Humans are interesting creatures. There are many things that we do unconsciously, or consciously for that matter, that are done in an effort to protect ourselves from an evolutionary perspective. Take for example Phobias. While they are ‘irrational fears’ they all steam from rational concerns of things which once had relevance to our survival as individuals and as a species such as dogs, heights, or patterns of holes.
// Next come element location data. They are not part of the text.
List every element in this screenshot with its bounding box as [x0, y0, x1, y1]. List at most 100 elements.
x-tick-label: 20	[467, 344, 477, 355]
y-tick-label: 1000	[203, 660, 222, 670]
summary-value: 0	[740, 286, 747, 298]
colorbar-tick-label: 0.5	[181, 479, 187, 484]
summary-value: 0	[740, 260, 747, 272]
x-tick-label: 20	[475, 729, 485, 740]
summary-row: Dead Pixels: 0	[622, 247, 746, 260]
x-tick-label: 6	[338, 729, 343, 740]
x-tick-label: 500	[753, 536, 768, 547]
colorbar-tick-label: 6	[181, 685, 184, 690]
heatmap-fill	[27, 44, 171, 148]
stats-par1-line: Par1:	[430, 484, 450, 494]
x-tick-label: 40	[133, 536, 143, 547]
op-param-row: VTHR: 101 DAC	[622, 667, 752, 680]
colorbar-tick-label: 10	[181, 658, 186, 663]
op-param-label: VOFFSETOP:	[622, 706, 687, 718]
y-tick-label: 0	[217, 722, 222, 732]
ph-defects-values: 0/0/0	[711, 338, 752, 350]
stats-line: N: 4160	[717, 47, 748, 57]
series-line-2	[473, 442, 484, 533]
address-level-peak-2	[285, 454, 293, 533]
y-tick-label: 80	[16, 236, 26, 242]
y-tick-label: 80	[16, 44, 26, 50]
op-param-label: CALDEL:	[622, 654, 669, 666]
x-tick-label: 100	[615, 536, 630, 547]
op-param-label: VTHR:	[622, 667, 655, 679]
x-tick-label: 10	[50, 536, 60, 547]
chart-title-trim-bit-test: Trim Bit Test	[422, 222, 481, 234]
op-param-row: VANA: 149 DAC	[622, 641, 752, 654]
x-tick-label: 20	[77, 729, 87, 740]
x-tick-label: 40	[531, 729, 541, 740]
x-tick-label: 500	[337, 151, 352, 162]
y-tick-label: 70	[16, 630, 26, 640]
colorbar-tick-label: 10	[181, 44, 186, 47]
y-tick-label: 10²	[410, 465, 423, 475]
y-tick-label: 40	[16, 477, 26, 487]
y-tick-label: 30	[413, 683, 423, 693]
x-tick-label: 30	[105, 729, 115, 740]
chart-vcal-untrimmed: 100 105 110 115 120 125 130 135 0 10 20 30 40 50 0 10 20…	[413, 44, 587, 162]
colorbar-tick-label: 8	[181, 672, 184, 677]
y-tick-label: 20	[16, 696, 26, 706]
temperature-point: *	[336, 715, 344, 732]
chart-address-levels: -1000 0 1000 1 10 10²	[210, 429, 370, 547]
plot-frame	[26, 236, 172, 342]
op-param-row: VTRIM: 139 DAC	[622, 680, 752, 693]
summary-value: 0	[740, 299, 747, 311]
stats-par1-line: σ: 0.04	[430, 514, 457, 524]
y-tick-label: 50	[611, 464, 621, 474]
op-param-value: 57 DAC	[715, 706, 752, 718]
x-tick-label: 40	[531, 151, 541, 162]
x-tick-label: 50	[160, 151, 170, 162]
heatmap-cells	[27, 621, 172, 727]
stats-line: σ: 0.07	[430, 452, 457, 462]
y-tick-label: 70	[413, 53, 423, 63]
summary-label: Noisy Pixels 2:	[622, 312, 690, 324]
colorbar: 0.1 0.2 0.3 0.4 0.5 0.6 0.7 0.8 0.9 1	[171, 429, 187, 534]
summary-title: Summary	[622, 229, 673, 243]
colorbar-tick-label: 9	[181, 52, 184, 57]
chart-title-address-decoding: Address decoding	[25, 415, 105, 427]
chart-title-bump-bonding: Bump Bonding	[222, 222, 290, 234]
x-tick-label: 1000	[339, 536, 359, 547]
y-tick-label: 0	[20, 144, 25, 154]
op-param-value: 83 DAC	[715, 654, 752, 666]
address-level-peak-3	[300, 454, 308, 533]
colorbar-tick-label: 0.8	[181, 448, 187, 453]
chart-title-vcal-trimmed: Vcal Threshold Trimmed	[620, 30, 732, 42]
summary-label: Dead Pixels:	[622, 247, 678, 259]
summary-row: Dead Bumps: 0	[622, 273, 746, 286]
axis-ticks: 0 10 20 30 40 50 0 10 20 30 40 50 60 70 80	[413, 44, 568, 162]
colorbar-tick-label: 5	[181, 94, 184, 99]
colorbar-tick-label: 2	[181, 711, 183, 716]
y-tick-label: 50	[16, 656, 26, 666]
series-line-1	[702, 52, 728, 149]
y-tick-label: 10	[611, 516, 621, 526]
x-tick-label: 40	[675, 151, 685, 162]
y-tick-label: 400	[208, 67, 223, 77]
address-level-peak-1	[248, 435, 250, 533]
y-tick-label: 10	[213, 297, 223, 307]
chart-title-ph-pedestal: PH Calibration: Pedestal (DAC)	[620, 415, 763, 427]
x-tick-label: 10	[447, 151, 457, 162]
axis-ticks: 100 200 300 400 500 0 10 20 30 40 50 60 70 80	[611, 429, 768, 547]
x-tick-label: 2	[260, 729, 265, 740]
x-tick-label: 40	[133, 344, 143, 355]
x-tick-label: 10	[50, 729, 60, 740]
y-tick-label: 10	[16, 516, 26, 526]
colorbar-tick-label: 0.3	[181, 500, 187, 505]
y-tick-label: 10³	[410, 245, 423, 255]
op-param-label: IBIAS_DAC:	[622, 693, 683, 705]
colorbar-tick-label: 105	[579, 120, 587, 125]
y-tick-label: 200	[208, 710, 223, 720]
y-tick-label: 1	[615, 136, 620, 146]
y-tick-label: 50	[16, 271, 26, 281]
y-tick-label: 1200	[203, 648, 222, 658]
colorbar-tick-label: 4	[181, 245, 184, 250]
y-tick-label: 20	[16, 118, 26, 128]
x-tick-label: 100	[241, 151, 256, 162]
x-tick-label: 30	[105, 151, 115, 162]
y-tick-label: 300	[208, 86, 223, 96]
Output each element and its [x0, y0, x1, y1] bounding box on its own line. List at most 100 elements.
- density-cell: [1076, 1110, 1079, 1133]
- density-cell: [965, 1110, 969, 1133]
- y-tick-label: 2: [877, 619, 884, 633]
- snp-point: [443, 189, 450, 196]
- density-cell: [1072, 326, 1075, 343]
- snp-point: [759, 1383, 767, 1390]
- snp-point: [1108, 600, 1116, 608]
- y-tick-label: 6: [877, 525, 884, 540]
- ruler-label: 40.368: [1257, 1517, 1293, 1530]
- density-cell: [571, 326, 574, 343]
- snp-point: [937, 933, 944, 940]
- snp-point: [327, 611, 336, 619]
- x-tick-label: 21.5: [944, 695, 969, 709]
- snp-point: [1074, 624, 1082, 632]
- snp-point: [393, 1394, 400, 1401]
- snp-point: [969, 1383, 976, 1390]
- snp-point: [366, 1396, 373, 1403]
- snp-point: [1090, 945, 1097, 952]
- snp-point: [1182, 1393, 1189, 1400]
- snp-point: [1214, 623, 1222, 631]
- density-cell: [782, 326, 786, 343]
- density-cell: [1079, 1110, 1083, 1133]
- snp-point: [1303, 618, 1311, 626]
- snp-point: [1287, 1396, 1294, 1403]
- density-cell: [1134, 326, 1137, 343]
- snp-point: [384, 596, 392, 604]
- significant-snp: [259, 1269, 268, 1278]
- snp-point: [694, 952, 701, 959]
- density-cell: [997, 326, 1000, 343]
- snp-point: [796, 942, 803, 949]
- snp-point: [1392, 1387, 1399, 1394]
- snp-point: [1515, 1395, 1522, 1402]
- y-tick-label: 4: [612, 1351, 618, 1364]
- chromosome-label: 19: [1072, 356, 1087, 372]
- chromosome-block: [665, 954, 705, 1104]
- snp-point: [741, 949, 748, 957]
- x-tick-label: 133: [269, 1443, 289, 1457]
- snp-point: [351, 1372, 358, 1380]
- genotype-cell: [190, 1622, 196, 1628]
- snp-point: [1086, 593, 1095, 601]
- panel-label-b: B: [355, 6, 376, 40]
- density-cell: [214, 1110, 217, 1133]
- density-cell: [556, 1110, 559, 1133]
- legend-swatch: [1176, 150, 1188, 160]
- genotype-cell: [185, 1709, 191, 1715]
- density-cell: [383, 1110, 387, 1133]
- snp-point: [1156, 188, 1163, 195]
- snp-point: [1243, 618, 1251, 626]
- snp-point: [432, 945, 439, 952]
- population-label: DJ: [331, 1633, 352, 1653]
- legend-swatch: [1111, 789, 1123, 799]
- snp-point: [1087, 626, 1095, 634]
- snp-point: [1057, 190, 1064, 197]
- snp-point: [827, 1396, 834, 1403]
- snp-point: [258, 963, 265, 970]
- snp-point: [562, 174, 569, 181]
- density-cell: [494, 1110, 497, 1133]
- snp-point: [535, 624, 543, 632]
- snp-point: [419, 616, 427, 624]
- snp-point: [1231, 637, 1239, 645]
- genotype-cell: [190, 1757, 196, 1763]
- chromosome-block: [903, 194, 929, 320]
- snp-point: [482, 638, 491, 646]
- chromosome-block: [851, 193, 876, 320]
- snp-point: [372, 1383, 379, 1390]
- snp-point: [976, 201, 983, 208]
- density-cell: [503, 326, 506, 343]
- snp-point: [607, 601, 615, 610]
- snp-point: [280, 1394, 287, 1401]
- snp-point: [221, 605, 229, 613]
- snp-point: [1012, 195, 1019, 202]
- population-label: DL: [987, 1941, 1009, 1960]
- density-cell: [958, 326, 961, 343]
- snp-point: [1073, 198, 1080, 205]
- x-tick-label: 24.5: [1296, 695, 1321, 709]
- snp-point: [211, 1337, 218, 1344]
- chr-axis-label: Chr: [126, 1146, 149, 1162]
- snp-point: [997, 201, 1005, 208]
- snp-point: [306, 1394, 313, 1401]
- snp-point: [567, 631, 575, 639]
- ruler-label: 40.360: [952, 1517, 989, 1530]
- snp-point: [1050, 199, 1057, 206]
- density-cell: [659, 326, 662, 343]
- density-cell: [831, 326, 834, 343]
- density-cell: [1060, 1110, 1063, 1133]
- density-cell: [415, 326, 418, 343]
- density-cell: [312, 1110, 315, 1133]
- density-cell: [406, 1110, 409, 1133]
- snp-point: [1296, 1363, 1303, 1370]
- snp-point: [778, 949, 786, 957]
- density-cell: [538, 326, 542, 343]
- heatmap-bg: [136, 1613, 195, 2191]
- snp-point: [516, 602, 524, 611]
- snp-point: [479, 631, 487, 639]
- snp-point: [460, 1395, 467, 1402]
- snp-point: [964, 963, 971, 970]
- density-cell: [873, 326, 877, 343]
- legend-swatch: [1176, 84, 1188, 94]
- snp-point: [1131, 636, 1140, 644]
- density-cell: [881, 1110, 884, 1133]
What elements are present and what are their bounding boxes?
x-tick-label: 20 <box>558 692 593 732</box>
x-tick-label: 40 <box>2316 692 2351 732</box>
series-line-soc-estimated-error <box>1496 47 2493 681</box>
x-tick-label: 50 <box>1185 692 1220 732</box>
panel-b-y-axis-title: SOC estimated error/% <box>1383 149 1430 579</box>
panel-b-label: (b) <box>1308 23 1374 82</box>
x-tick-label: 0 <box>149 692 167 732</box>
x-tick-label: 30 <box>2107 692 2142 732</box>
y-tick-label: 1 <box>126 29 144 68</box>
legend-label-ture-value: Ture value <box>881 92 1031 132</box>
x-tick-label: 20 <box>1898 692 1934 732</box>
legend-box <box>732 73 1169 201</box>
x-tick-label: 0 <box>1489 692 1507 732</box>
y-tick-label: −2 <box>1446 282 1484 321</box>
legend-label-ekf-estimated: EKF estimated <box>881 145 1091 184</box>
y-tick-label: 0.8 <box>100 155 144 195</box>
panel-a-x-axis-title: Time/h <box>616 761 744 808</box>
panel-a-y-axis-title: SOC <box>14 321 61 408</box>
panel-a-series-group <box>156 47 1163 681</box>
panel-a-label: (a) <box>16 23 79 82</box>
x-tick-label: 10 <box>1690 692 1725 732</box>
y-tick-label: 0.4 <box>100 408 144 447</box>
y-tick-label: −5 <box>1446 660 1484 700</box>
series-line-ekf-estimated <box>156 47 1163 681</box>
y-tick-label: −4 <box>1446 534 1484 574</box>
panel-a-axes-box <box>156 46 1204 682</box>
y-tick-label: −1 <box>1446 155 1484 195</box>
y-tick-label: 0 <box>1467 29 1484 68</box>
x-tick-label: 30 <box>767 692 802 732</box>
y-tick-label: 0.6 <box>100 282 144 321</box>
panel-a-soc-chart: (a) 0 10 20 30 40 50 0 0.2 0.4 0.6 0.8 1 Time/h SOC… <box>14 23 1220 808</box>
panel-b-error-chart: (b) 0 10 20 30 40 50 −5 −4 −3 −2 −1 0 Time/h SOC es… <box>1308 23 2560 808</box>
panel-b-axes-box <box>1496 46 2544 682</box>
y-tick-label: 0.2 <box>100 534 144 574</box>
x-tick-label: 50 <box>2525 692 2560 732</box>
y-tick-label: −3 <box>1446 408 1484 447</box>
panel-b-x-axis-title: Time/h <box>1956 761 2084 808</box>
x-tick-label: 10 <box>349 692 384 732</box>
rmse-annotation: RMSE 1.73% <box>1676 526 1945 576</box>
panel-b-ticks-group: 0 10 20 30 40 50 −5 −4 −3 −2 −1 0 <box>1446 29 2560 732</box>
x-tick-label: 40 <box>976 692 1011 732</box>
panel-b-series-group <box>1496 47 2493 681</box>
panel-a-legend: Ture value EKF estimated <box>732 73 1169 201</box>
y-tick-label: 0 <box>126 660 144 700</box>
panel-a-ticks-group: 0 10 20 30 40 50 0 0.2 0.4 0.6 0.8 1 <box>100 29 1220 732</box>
Just as with phobia’s some of these rational decisions can actually put us at risk. For example, an interesting research study recently found that if individuals experience a change in color of their medications they will be less likely to comply with medications as prescribed by their doctor and refill their next prescription for that medication. The study looked at Medication Compliance in individuals with Epilepsy and found that:
“when patients with epilepsy refilled their prescriptions and received a different color pill than they were used to, they were 53% more likely to take a break from taking their drugs as prescribed. Twenty-seven percent of patients taking antiepileptic drugs for other reasons also took a break from their prescribed drug regimen. “Someone who knows it’s so important they take their medication to avoid a seizure is much more in tune with color… and (becomes) more stressed out with any potential switch,” says Kesselheim.”
This non-compliance, and nonpersistence as the researchers title it, might be the result of a type of unconscious, or conscious, self protection to avoid risks:
“Patients and caregivers frequently remove pills from their original bottles to organize them in daily pill planners. “Visual cues thus become paramount to identification of pills,” says Kesselheim. Therefore, changes in appearance may be jarring or confusing, leading patients to delay pill-taking while seeking validation from a physician, pharmacist, or other health care provider.”
But, this change could also influence the belief that a medication can work, an added reason not to comply and to protect oneself from unwanted medication use:
“Perhaps even more interesting, a pill’s physical attributes have been linked to expectations of efficacy of both placebos and prescription drugs. Kesselheim says, “changes in appearance may not only deprive patients of these expectations of efficacy, but potentially even have the opposite effect.” It’s something that’s called the “nocebo” effect, a belief that the newly-substituted pill will be less effective than the previous dose.”
With pharmacies switching medications for the cheaper generics without notice on a regular, and rising basis, this is cause for concern (especially when the majority of patients don’t take medications as prescribed to begin with). The researcher’s suggestion? Educate doctors to warn patients about changes in medication color, shape and size so that patients are prepared and their ‘survival instinct’ doesn’t kick in. Nip the ‘evolutionary’ urge to be concerned over changes in the butt before it becomes a medical issue.